In 1983, Isaac Asimov predicted what the year 2019 would be like. We tell what the great science fiction writer guessed (and not) (4 photos)
In 1983, the Toronto Star newspaper asked science fiction writer Isaac Asimov to predict what the world would be like in 2019. Isaac Asimov is one of the most famous and talented science fiction writers in the world. He is the author of the famous novels I, Robot, The Foundation, the story Night Comes, and a total of more than 500 books written or edited by him. Interestingly, many of the works of the great writer contained predictions about the future of human society and the development of technology. Some of his predictions have come true, such as our ability to use what Asimov called visual-sound communication to talk to anyone on Earth. But a machine that can turn yeast, algae and water into products, such as a “dummy turkey”, has never appeared.
Isaac Asimov – more than a writer
Space travel, robots, galactic empires fill the pages of Isaac Asimov’s books. Their attraction lies in the incredibly successful combination of literary talent and scientific knowledge (Asimov was a professor of biochemistry), able to perfectly describe imaginary worlds that would become a reality thanks to technological progress. It was Asimov who invented the word “robotics” and created three well-known laws that still remain the starting point for the ethical definition of rules for the use of artificial intelligence: when we talk about the interaction of man and machine, we use the category invented by Asimov.
In fact, in retrospect, it would be too easy to define Asimov as a science fiction writer.

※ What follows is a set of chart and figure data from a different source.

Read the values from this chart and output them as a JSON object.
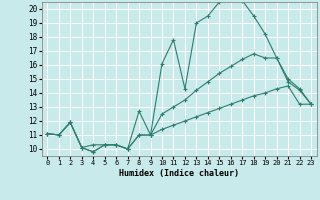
{
  "xlabel": "Humidex (Indice chaleur)",
  "bg_color": "#c8eaea",
  "grid_color": "#ffffff",
  "line_color": "#2e7d6e",
  "xlim": [
    -0.5,
    23.5
  ],
  "ylim": [
    9.5,
    20.5
  ],
  "xticks": [
    0,
    1,
    2,
    3,
    4,
    5,
    6,
    7,
    8,
    9,
    10,
    11,
    12,
    13,
    14,
    15,
    16,
    17,
    18,
    19,
    20,
    21,
    22,
    23
  ],
  "yticks": [
    10,
    11,
    12,
    13,
    14,
    15,
    16,
    17,
    18,
    19,
    20
  ],
  "line1_x": [
    0,
    1,
    2,
    3,
    4,
    5,
    6,
    7,
    8,
    9,
    10,
    11,
    12,
    13,
    14,
    15,
    16,
    17,
    18,
    19,
    20,
    21,
    22,
    23
  ],
  "line1_y": [
    11.1,
    11.0,
    11.9,
    10.1,
    9.8,
    10.3,
    10.3,
    10.0,
    12.7,
    11.0,
    16.1,
    17.8,
    14.3,
    19.0,
    19.5,
    20.5,
    20.8,
    20.6,
    19.5,
    18.2,
    16.5,
    15.0,
    14.3,
    13.2
  ],
  "line2_x": [
    0,
    1,
    2,
    3,
    4,
    5,
    6,
    7,
    8,
    9,
    10,
    11,
    12,
    13,
    14,
    15,
    16,
    17,
    18,
    19,
    20,
    21,
    22,
    23
  ],
  "line2_y": [
    11.1,
    11.0,
    11.9,
    10.1,
    9.8,
    10.3,
    10.3,
    10.0,
    11.0,
    11.0,
    12.5,
    13.0,
    13.5,
    14.2,
    14.8,
    15.4,
    15.9,
    16.4,
    16.8,
    16.5,
    16.5,
    14.8,
    14.2,
    13.2
  ],
  "line3_x": [
    0,
    1,
    2,
    3,
    4,
    5,
    6,
    7,
    8,
    9,
    10,
    11,
    12,
    13,
    14,
    15,
    16,
    17,
    18,
    19,
    20,
    21,
    22,
    23
  ],
  "line3_y": [
    11.1,
    11.0,
    11.9,
    10.1,
    10.3,
    10.3,
    10.3,
    10.0,
    11.0,
    11.0,
    11.4,
    11.7,
    12.0,
    12.3,
    12.6,
    12.9,
    13.2,
    13.5,
    13.8,
    14.0,
    14.3,
    14.5,
    13.2,
    13.2
  ]
}
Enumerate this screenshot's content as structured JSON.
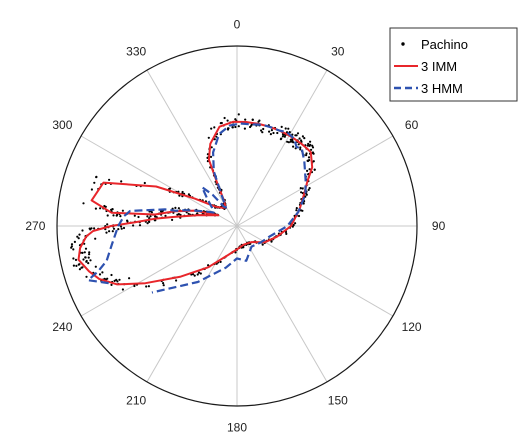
{
  "chart_data": {
    "type": "polar",
    "angular_ticks": [
      "0",
      "30",
      "60",
      "90",
      "120",
      "150",
      "180",
      "210",
      "240",
      "270",
      "300",
      "330"
    ],
    "angular_direction": "clockwise",
    "zero_location": "top",
    "grid": true,
    "legend_placement": "top-right",
    "legend": [
      "Pachino",
      "3 IMM",
      "3 HMM"
    ],
    "series": [
      {
        "name": "3 IMM",
        "color": "#e8262b",
        "style": "solid",
        "theta": [
          300,
          290,
          283,
          278,
          277,
          276,
          280,
          288,
          296,
          303,
          312,
          321,
          328,
          333,
          335,
          337,
          342,
          350,
          358,
          5,
          12,
          18,
          24,
          28,
          33,
          38,
          42,
          45,
          52,
          58,
          65,
          75,
          90,
          105,
          120,
          138,
          160,
          180,
          200,
          215,
          228,
          238,
          244,
          249,
          253,
          258,
          262,
          266,
          268,
          270,
          272,
          275,
          278,
          286,
          300
        ],
        "r": [
          0.12,
          0.25,
          0.36,
          0.46,
          0.56,
          0.7,
          0.82,
          0.78,
          0.5,
          0.28,
          0.16,
          0.13,
          0.12,
          0.16,
          0.25,
          0.4,
          0.48,
          0.56,
          0.58,
          0.58,
          0.58,
          0.58,
          0.58,
          0.58,
          0.58,
          0.58,
          0.58,
          0.58,
          0.53,
          0.46,
          0.41,
          0.36,
          0.3,
          0.23,
          0.18,
          0.12,
          0.11,
          0.13,
          0.18,
          0.28,
          0.42,
          0.6,
          0.74,
          0.82,
          0.86,
          0.9,
          0.88,
          0.84,
          0.8,
          0.7,
          0.57,
          0.46,
          0.36,
          0.22,
          0.12
        ]
      },
      {
        "name": "3 HMM",
        "color": "#2e52b0",
        "style": "dashed",
        "theta": [
          246,
          250,
          252,
          255,
          262,
          270,
          275,
          278,
          279,
          281,
          283,
          284,
          287,
          290,
          295,
          300,
          306,
          312,
          318,
          322,
          326,
          329,
          333,
          337,
          342,
          349,
          356,
          2,
          8,
          14,
          19,
          24,
          28,
          33,
          37,
          40,
          46,
          56,
          65,
          77,
          90,
          108,
          125,
          145,
          165,
          180,
          195,
          215,
          232
        ],
        "r": [
          0.78,
          0.88,
          0.81,
          0.75,
          0.7,
          0.66,
          0.63,
          0.6,
          0.55,
          0.47,
          0.41,
          0.35,
          0.3,
          0.25,
          0.19,
          0.15,
          0.17,
          0.22,
          0.29,
          0.22,
          0.13,
          0.12,
          0.18,
          0.33,
          0.43,
          0.52,
          0.56,
          0.57,
          0.57,
          0.58,
          0.58,
          0.58,
          0.59,
          0.58,
          0.55,
          0.56,
          0.52,
          0.46,
          0.42,
          0.35,
          0.28,
          0.19,
          0.16,
          0.14,
          0.2,
          0.18,
          0.24,
          0.38,
          0.6
        ]
      }
    ],
    "scatter": {
      "name": "Pachino",
      "color": "#000000",
      "count": 520
    }
  }
}
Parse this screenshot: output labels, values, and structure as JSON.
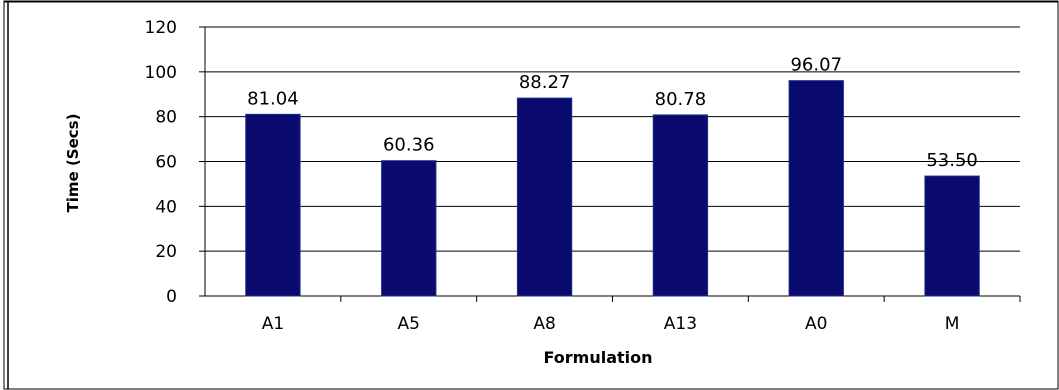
{
  "chart_data": {
    "type": "bar",
    "title": "",
    "xlabel": "Formulation",
    "ylabel": "Time (Secs)",
    "categories": [
      "A1",
      "A5",
      "A8",
      "A13",
      "A0",
      "M"
    ],
    "values": [
      81.04,
      60.36,
      88.27,
      80.78,
      96.07,
      53.5
    ],
    "value_labels": [
      "81.04",
      "60.36",
      "88.27",
      "80.78",
      "96.07",
      "53.50"
    ],
    "ylim": [
      0,
      120
    ],
    "yticks": [
      0,
      20,
      40,
      60,
      80,
      100,
      120
    ],
    "grid": true,
    "legend": "none",
    "colors": {
      "bar": "#0a0a6e",
      "bar_edge": "#1d2d8a",
      "grid": "#000000"
    }
  }
}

Along with his narrative work, Asimov produced an impressive number of publications that to this day remain a model for the dissemination of scientific knowledge: each explanation is as convincing and fascinating as a novel, but completely thorough and reliable.
Isaac Asimov, 1983
Astronomer Carl Sagan considered him “the best scientific popularizer of our time” and wrote of him the following: “it will never be known how many practicing scientists today, in how many countries, owe their initial inspiration to a book, article or story by Isaac Asimov.”
“Isaac Asimov stood for knowledge against superstition, tolerance against bigotry, kindness against cruelty – above all, peace against war,” wrote his colleague Arthur C. Clarke, author of 2001: A Space Odyssey.
How did Asimov see 2019?
In 1983, the Toronto Star newspaper asked Asimov to predict the answer to a specific question: “What will the world look like in 2019?” The editors of the newspaper decided that the time was right to raise this question, since in 1983 it was exactly 35 years since the writing of George Orwell’s dystopia “1984”.
Asimov’s predictions about computerization were mostly accurate, although some of his predictions about education and space exploration were overly optimistic.
Asimov wrote that it was pointless to imagine the future of society if the United States and the Soviet Union entered into a nuclear war, so he suggested that this would not happen. He then divided his predictions into two main themes: computerization and space exploration.
Asimov was more or less correct in many of his predictions about the future of computing, even though some of his predictions were somewhat obvious, including the following:
- “Computerization will undoubtedly continue.”
- “A mobile computerized object will infiltrate the home.”
- “The growing complexity of society will make it impossible to live without computer technology.”
- “Robotics will destroy “routine office and assembly work.”
- Society needs “an enormous change in the nature of education, and the entire population must become “computer literate” and must be able to handle the “high-tech world.”
We did not notice how computers have become an integral part of our daily lives.
Nevertheless, Asimov was wrong, or at least slightly wrong, in some of his predictions about the future of computerization. For example, he predicted that technology would revolutionize education (correctly), but that traditional school education would become obsolete as children could learn everything they needed from computers at home. It’s technically possible, but it also assumes kids will be constantly playing Fortnite, for example.
“We will enter space to stay,” Asimov argued in his essay. And he was basically right: people have been constantly living and working on the International Space Station, for more than 18 years. But Asimov was optimistic about the space development of the future society, predicting that people would “return to the Moon” for mining, erect factories on it “using the special properties of space”, observatories and even solar power plants that would beam microwaves back to Earth. . Asimov also thought that in 2019 we would be on our way to establishing the first settlements on the moon.
“By 2019, the blueprints for the first space settlement should be ready; perhaps it will actually be built,” he wrote. “It would be the first of many worlds in which people could live in tens of thousands and in which they could build small societies of all kinds, giving mankind even more diversity.”
Asimov believed in the space future of our civilization
It is noteworthy that NASA does indeed plan to send astronauts to the Moon in about ten years, Russia and China have also announced their intentions for the Earth satellite.